E, claro, a marcar a semana que passou estiveram também declarações que só podem ser descritas como alguma forma de ‘Tourette política’ com laivos de incontinência verbal. “Os nossos adversários acordam de manhã, à noite a cantar fome, fome, fome – a fome é sempre relativa – se quisermos ser mais precisos, o que falta é poder de compra”. Que necessidade pode explicar este tipo de declarações? A fome relativizada a críticas e ataques de adversários?
O Presidente de todos os angolanos, quando ovacionado pelos seus ‘militontos’ que o encorajam a ir dizendo cada vez mais impropérios, comete gaffes que desafiam qualquer lógica. E a sua aversão à assumpção de que no país que governa se passa fome, não só não é de hoje, como parece vir piorando.

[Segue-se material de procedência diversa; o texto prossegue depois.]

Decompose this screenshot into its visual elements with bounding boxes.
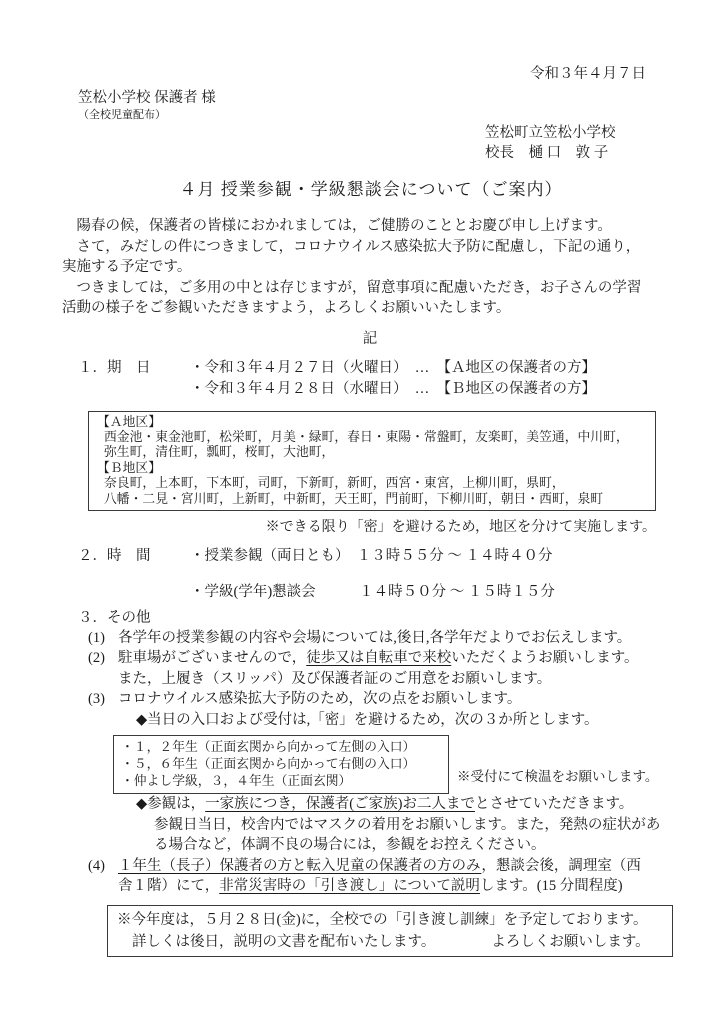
- drill-notice-line2-b: よろしくお願いします。: [491, 934, 649, 950]
- bullet2-suffix: とさせていただきます。: [475, 796, 633, 812]
- temperature-check-note: ※受付にて検温をお願いします。: [457, 768, 658, 785]
- document-title: ４月 授業参観・学級懇談会について（ご案内）: [62, 178, 680, 202]
- period-dates: ・令和３年４月２７日（火曜日） … 【Ａ地区の保護者の方】 ・令和３年４月２８日…: [190, 358, 596, 400]
- item-text: コロナウイルス感染拡大予防のため，次の点をお願いします。: [118, 689, 680, 710]
- greeting-paragraphs: 陽春の候，保護者の皆様におかれましては，ご健勝のこととお慶び申し上げます。 さて…: [62, 216, 680, 319]
- section-period-label: １．期 日: [78, 358, 190, 400]
- district-b-header: 【Ｂ地区】: [97, 461, 647, 476]
- other-item-2: (2) 駐車場がございませんので，徒歩又は自転車で来校いただくようお願いします。: [88, 648, 680, 669]
- item4-line2-suffix: します。(15 分間程度): [480, 878, 623, 894]
- entrance-grade-34: ・仲よし学級，３，４年生（正面玄関）: [121, 773, 441, 790]
- greeting-line: 陽春の候，保護者の皆様におかれましては，ご健勝のこととお慶び申し上げます。: [62, 216, 680, 237]
- item2-suffix: いただくようお願いします。: [451, 650, 638, 666]
- item2-prefix: 駐車場がございませんので，: [118, 650, 306, 666]
- district-b-towns-line2: 八幡・二見・宮川町，上新町，中新町，天王町，門前町，下柳川町，朝日・西町，泉町: [97, 492, 647, 507]
- item-text: 各学年の授業参観の内容や会場については,後日,各学年だよりでお伝えします。: [118, 628, 680, 649]
- greeting-line: 活動の様子をご参観いただきますよう，よろしくお願いいたします。: [62, 298, 680, 319]
- item-text: 駐車場がございませんので，徒歩又は自転車で来校いただくようお願いします。: [118, 648, 680, 669]
- document-page: 令和３年４月７日 笠松小学校 保護者 様 （全校児童配布） 笠松町立笠松小学校 …: [0, 0, 724, 1024]
- item-number: (4): [88, 856, 118, 877]
- section-time: ２．時 間 ・授業参観（両日とも） １３時５５分 ～ １４時４０分: [78, 546, 680, 567]
- district-b-towns-line1: 奈良町，上本町，下本町，司町，下新町，新町，西宮・東宮，上柳川町，県町，: [97, 476, 647, 491]
- distribution-note: （全校児童配布）: [78, 108, 680, 122]
- period-date-a: ・令和３年４月２７日（火曜日） … 【Ａ地区の保護者の方】: [190, 358, 596, 379]
- greeting-line: つきましては，ご多用の中とは存じますが，留意事項に配慮いただき，お子さんの学習: [62, 278, 680, 299]
- period-date-b: ・令和３年４月２８日（水曜日） … 【Ｂ地区の保護者の方】: [190, 379, 596, 400]
- item2-underlined: 徒歩又は自転車で来校: [306, 650, 451, 666]
- item4-middle: ，懇談会後，調理室（西: [481, 858, 641, 874]
- issue-date: 令和３年４月７日: [62, 64, 680, 84]
- item4-line2-prefix: 舎１階）にて，: [118, 878, 219, 894]
- drill-notice-box: ※今年度は，５月２８日(金)に，全校での「引き渡し訓練」を予定しております。 詳…: [107, 905, 673, 957]
- greeting-line: 実施する予定です。: [62, 257, 680, 278]
- item4-underlined-1: １年生（長子）保護者の方と転入児童の保護者の方のみ: [118, 858, 481, 874]
- bullet2-underlined: 一家族につき，保護者(ご家族)お二人まで: [205, 796, 475, 812]
- mask-note-line1: 参観日当日，校舎内ではマスクの着用をお願いします。また，発熱の症状があ: [154, 815, 680, 836]
- drill-notice-line2-a: 詳しくは後日，説明の文書を配布いたします。: [132, 934, 435, 950]
- item-number: (3): [88, 689, 118, 710]
- section-period: １．期 日 ・令和３年４月２７日（火曜日） … 【Ａ地区の保護者の方】 ・令和３…: [78, 358, 680, 400]
- item-number: (1): [88, 628, 118, 649]
- document-content: 令和３年４月７日 笠松小学校 保護者 様 （全校児童配布） 笠松町立笠松小学校 …: [0, 0, 724, 957]
- other-item-2-continued: また，上履き（スリッパ）及び保護者証のご用意をお願いします。: [118, 669, 680, 690]
- district-a-header: 【Ａ地区】: [97, 415, 647, 430]
- section-time-label: ２．時 間: [78, 546, 190, 567]
- school-name: 笠松町立笠松小学校: [485, 124, 680, 144]
- item4-underlined-2: 非常災害時の「引き渡し」について説明: [219, 878, 480, 894]
- district-a-towns-line2: 弥生町，清住町，瓢町，桜町，大池町，: [97, 445, 647, 460]
- item-text: １年生（長子）保護者の方と転入児童の保護者の方のみ，懇談会後，調理室（西: [118, 856, 680, 877]
- other-item-4-continued: 舎１階）にて，非常災害時の「引き渡し」について説明します。(15 分間程度): [118, 876, 680, 897]
- bullet2-prefix: ◆参観は，: [136, 796, 205, 812]
- entrance-grade-56: ・５，６年生（正面玄関から向かって右側の入口）: [121, 756, 441, 773]
- drill-notice-line2: 詳しくは後日，説明の文書を配布いたします。よろしくお願いします。: [117, 931, 663, 953]
- district-a-towns-line1: 西金池・東金池町，松栄町，月美・緑町，春日・東陽・常盤町，友楽町，美笠通，中川町…: [97, 430, 647, 445]
- record-marker: 記: [62, 329, 680, 350]
- district-box: 【Ａ地区】 西金池・東金池町，松栄町，月美・緑町，春日・東陽・常盤町，友楽町，美…: [88, 411, 656, 511]
- entrance-box: ・１，２年生（正面玄関から向かって左側の入口） ・５，６年生（正面玄関から向かっ…: [113, 735, 449, 794]
- district-note: ※できる限り「密」を避けるため，地区を分けて実施します。: [62, 518, 680, 537]
- recipient-line: 笠松小学校 保護者 様: [78, 88, 680, 108]
- visitor-limit-bullet: ◆参観は，一家族につき，保護者(ご家族)お二人までとさせていただきます。: [136, 794, 680, 815]
- other-item-4: (4) １年生（長子）保護者の方と転入児童の保護者の方のみ，懇談会後，調理室（西: [88, 856, 680, 877]
- drill-notice-line1: ※今年度は，５月２８日(金)に，全校での「引き渡し訓練」を予定しております。: [117, 909, 663, 931]
- entrance-grade-12: ・１，２年生（正面玄関から向かって左側の入口）: [121, 739, 441, 756]
- item-number: (2): [88, 648, 118, 669]
- other-item-1: (1) 各学年の授業参観の内容や会場については,後日,各学年だよりでお伝えします…: [88, 628, 680, 649]
- principal-name: 校長 樋 口 敦 子: [485, 144, 680, 164]
- entrance-bullet: ◆当日の入口および受付は,「密」を避けるため，次の３か所とします。: [136, 710, 680, 731]
- time-row-observation: ・授業参観（両日とも） １３時５５分 ～ １４時４０分: [190, 546, 553, 567]
- section-other-label: ３．その他: [78, 608, 680, 628]
- entrance-row: ・１，２年生（正面玄関から向かって左側の入口） ・５，６年生（正面玄関から向かっ…: [113, 735, 680, 794]
- other-item-3: (3) コロナウイルス感染拡大予防のため，次の点をお願いします。: [88, 689, 680, 710]
- greeting-line: さて，みだしの件につきまして，コロナウイルス感染拡大予防に配慮し，下記の通り，: [62, 237, 680, 258]
- time-row-meeting: ・学級(学年)懇談会 １４時５０分 ～ １５時１５分: [190, 582, 680, 602]
- mask-note-line2: る場合など，体調不良の場合には，参観をお控えください。: [154, 835, 680, 856]
- sender-block: 笠松町立笠松小学校 校長 樋 口 敦 子: [485, 124, 680, 163]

Só no Sul do país, o programa das Nações Unidas contra a fome identificou no mês passado 114 mil crianças com menos de cinco anos com malnutrição AGUDA e são crianças que pertencem a famílias e a mães que só as deixam passar fome porque também elas passam fome. Estas declarações abjectas, insensíveis, amorais vindas de um Presidente que, mais uma vez, fala para a sua corte sem qualquer sentido de Estado (porque Estado inclui quem passa fome) são prova dessa dissociação governativa da realidade. A palavra fome que soa a ‘música relativa de adversários’ soa assim porque é um atestado da absoluta (e nada relativa) incompetência da governação do partido que dirige.
Com esperança teimosa que obriga a tapar os ouvidos à falta de empatia e de respeito pelo sofrimento de quem se devia representar, querido leitor, marcamos aqui encontro e na sua Rádio Essencial.